La violence des dominations ancestrales
Pour son nouveau roman, Franck Thilliez retient un décor peu commun. Il plante l’essentiel de son intrigue dans une petite cité minière dans la Grand Nord du Québec, un centre éloigné de plus de mille cinq cents kilomètres de Montréal.
En 1996, Leonie et Maya sortent du bar où elles ont bien consommé. Elles sont enlevées par trois hommes et violées.
À Lyon, en 2016, Thierry Schaffran n’aurait pas dû s’affranchir des règles dans le dossier Chalumeau, ce tueur qui brûle les parties génitales de ses victimes avec une flamme à plus de 1500 degrés. Pourtant, il avait établi un lien entre les trois victimes et, à partir de là, resserré son champ d’investigation. C’est ainsi que, seul, il est allé fouiller chez son principal suspect, une fouille qui se termine mal pour lui et pour le suspect. C’est en rentrant de l’hôpital qu’il apprend la mort de sa fille de 28 ans, lardée de coups, éventrée, dans le Grand Nord canadien.
À Bois-Comeau, aux portes du Grand Nord, le commandant de l’unité des crimes majeurs, estime que la lieutenant Leonie Rock, une femme de sang mêlé, n’a rien à faire à la Sûreté du Québec, que sa place est dans une réserve quelconque, au sein de la police autochtone. C’est donc avec réticence qu’il lui confie le dossier et l’envoie à Norferville parce qu’elle connaît le terrain bien qu’elle en soit partie depuis vingt ans. Elle est plus gradée que le sergent Paul Liotta qui, depuis des décennies, règne en petit maître sur la ville. Or ce voyage risque, pour elle, de tourner au cauchemar…

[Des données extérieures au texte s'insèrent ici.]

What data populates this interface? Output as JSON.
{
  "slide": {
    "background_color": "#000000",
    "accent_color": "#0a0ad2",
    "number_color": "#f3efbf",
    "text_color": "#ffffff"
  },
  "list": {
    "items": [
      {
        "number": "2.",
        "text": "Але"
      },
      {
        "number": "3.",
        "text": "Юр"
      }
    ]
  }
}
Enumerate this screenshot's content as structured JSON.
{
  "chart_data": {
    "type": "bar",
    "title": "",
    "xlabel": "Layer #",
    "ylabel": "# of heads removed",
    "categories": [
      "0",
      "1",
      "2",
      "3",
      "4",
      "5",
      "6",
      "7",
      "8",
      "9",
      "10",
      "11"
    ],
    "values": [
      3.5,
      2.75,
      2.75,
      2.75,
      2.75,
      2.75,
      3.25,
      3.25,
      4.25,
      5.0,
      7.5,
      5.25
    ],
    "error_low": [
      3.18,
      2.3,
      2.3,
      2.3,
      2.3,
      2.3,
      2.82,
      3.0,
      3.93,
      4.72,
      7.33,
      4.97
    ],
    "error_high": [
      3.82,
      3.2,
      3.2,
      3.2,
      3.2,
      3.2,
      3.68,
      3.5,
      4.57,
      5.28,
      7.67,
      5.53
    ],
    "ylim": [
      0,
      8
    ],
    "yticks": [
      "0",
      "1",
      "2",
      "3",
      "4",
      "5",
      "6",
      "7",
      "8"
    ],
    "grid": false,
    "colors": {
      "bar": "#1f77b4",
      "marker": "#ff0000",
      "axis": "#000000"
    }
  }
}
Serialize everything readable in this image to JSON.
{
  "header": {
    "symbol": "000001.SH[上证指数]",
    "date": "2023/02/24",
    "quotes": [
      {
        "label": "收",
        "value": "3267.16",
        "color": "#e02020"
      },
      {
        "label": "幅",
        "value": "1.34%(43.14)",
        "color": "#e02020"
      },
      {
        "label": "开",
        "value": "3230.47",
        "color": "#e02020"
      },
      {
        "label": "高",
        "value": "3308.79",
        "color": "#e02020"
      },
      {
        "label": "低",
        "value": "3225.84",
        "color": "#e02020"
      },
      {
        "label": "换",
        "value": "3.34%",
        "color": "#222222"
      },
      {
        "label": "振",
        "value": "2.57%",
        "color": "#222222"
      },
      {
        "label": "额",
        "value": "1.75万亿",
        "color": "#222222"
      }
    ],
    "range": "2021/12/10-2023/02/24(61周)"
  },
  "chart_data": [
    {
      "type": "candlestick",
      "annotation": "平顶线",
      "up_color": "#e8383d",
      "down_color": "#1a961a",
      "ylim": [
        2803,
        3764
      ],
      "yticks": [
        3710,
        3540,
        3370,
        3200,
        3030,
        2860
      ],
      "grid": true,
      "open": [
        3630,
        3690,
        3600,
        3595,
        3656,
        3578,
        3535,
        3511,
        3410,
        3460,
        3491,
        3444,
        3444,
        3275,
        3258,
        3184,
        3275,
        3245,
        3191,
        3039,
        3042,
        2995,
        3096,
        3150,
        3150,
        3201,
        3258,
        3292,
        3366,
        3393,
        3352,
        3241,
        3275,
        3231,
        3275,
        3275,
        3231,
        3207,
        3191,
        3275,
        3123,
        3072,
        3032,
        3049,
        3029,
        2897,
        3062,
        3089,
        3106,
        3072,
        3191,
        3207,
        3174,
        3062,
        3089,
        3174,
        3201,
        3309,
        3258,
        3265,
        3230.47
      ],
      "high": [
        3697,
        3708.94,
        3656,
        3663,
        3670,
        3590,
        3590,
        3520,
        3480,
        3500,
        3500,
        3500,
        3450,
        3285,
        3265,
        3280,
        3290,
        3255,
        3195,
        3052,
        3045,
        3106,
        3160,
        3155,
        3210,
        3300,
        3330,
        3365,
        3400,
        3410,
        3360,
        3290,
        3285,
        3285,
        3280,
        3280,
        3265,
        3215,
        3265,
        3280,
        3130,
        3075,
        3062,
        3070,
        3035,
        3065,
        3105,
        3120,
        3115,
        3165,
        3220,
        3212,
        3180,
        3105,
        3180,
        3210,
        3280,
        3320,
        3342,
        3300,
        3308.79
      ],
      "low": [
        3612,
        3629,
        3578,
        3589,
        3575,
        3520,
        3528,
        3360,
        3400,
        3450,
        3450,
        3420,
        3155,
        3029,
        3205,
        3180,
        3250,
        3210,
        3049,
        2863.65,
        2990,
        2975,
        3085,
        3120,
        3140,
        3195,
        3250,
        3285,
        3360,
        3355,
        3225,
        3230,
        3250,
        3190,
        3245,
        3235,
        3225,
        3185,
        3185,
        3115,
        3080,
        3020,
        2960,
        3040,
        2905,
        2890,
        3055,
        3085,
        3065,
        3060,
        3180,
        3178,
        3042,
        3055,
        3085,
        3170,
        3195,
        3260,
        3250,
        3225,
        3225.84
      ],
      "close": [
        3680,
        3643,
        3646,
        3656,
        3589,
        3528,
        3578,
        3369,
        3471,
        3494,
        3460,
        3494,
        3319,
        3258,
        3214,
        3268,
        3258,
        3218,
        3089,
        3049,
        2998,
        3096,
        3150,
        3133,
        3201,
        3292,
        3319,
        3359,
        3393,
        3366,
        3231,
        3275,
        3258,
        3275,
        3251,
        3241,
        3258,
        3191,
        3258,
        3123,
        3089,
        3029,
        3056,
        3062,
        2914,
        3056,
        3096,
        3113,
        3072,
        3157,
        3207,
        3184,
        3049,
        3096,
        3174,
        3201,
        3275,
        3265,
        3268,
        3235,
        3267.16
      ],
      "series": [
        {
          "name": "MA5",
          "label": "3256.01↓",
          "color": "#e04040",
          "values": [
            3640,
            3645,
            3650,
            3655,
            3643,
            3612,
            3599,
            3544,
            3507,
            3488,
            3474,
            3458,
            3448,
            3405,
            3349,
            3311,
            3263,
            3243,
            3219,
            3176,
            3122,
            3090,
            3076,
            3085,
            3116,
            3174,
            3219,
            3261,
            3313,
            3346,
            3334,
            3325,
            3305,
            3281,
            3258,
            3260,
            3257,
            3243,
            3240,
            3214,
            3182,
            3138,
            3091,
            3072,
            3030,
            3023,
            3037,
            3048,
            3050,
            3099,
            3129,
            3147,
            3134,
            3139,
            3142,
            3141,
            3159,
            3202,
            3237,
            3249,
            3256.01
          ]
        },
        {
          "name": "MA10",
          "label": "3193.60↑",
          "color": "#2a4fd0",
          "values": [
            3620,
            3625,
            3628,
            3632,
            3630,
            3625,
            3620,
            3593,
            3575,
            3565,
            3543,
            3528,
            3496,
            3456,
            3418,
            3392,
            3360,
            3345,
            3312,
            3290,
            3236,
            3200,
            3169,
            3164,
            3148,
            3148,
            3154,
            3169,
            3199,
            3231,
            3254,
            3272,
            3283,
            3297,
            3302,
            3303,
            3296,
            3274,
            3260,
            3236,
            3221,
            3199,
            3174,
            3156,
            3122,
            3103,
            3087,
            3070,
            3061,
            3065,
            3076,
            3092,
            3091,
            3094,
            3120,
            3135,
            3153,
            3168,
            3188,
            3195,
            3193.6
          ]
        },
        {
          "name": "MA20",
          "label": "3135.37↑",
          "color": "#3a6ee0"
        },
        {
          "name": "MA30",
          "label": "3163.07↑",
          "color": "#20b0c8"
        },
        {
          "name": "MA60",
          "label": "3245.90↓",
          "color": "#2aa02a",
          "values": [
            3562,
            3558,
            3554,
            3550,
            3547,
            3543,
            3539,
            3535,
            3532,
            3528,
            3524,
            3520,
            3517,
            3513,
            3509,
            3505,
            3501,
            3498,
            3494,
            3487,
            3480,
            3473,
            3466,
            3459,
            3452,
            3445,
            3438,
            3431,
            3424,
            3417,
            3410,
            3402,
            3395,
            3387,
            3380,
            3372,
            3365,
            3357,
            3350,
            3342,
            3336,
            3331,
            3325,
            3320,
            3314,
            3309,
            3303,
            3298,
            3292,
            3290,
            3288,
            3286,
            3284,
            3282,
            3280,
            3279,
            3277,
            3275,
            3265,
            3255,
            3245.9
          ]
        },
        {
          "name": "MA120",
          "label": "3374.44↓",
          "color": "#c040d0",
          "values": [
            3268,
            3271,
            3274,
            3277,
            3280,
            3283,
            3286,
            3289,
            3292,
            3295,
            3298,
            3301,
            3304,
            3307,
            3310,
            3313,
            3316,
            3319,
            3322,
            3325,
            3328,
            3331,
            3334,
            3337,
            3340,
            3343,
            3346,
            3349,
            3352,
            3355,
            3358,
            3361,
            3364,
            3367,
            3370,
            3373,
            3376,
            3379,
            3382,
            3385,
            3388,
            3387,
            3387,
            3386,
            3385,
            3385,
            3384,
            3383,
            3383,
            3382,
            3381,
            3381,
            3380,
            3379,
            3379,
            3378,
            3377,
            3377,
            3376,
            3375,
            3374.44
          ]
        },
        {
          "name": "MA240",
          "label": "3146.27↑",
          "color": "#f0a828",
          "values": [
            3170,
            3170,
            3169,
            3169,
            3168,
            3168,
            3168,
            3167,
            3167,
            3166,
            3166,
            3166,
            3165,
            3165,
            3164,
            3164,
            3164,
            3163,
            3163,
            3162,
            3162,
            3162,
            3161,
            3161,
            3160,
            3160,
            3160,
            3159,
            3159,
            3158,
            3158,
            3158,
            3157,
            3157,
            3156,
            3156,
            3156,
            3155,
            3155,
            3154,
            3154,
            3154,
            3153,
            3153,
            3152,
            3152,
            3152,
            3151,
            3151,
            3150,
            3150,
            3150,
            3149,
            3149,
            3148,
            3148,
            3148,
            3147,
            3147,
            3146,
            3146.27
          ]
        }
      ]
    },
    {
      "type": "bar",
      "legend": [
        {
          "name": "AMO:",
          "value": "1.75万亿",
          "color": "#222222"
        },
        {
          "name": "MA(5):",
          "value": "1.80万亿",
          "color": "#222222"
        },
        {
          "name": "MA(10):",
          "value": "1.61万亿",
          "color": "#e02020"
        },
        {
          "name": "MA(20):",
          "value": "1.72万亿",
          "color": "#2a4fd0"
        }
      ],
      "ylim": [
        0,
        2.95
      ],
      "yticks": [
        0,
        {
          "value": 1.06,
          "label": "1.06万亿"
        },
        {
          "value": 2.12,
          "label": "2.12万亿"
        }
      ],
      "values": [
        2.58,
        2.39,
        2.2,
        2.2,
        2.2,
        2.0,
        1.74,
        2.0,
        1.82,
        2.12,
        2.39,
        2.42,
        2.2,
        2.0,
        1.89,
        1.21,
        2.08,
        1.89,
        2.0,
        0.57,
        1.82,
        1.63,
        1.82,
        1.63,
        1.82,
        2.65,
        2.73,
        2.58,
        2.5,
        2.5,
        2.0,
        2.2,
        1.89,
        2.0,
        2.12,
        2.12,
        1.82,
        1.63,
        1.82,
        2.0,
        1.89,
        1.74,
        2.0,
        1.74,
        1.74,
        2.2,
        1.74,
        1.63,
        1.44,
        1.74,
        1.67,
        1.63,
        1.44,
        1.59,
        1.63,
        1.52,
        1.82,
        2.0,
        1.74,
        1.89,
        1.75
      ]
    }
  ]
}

Si Norferville est une agglomération de fiction, le romancier s’est inspiré d’une ville réelle du Québec, située dans le Grand Nord. Il a repris le mode de vie, les liens entre autochtones et colons. L’isolement des lieux, au cœur d’une nature hostile, offre un cadre idéal pour décrire une atmosphère délétère, la persistance de certaines mentalités, la domination d’un groupe en toute impunité.
Il décrit avec réalisme, s’étant documenté sur des lieux similaires, le climat, le froid extrême qui entraîne une dépendance à certaines règles. Il a recueilli une foultitude d’informations techniques sur la nourriture locale, la manière d’appréhender le froid, l’atmosphère…
Avec ses deux principaux personnages que sont Leonie et Teddy, deux personnes cassées par les épreuves, il dépeint les traumatismes consécutifs à un viol et à la perte d’un être cher. Avec son héroïne, une métisse, il détaille le sort des Innus, ces populations qui vivaient sur ces terres avant l’arrivée des Européens. Il brosse, sans complaisance, un tableau effrayant de leur situation, de le leur mise à l’écart, de la ségrégation et du mépris dont ils sont l’objet. Il pointe du doigt la passivité de l’État face aux violences dont souffre cette population féminine. Celle-ci, bien qu’en plus petit nombre, est davantage victimes de violences, de disparitions que le reste des Québécoises.
Avec ces deux enquêteurs, le romancier conçoit une intrigue dense, fouillée, fournie, aux rebondissements continus tout en laissant l’espace à des descriptions d’atmosphère, à la constitution d’une ambiance difficile tant par les hommes que par le climat, des expressions, des sentiments, des faits et décalages sociaux.
Une fois de plus, Franck Thilliez signe un roman coup de poing, une intrigue exceptionnelle décrivant un bout de terre particulièrement inhospitalière tant en raison des hommes que du climat.
serge perraud
Franck Thilliez, Norferville, Éditions fleuve noir, coll. “Thrillers”, mai 2024, 456 p. — 22,90 €.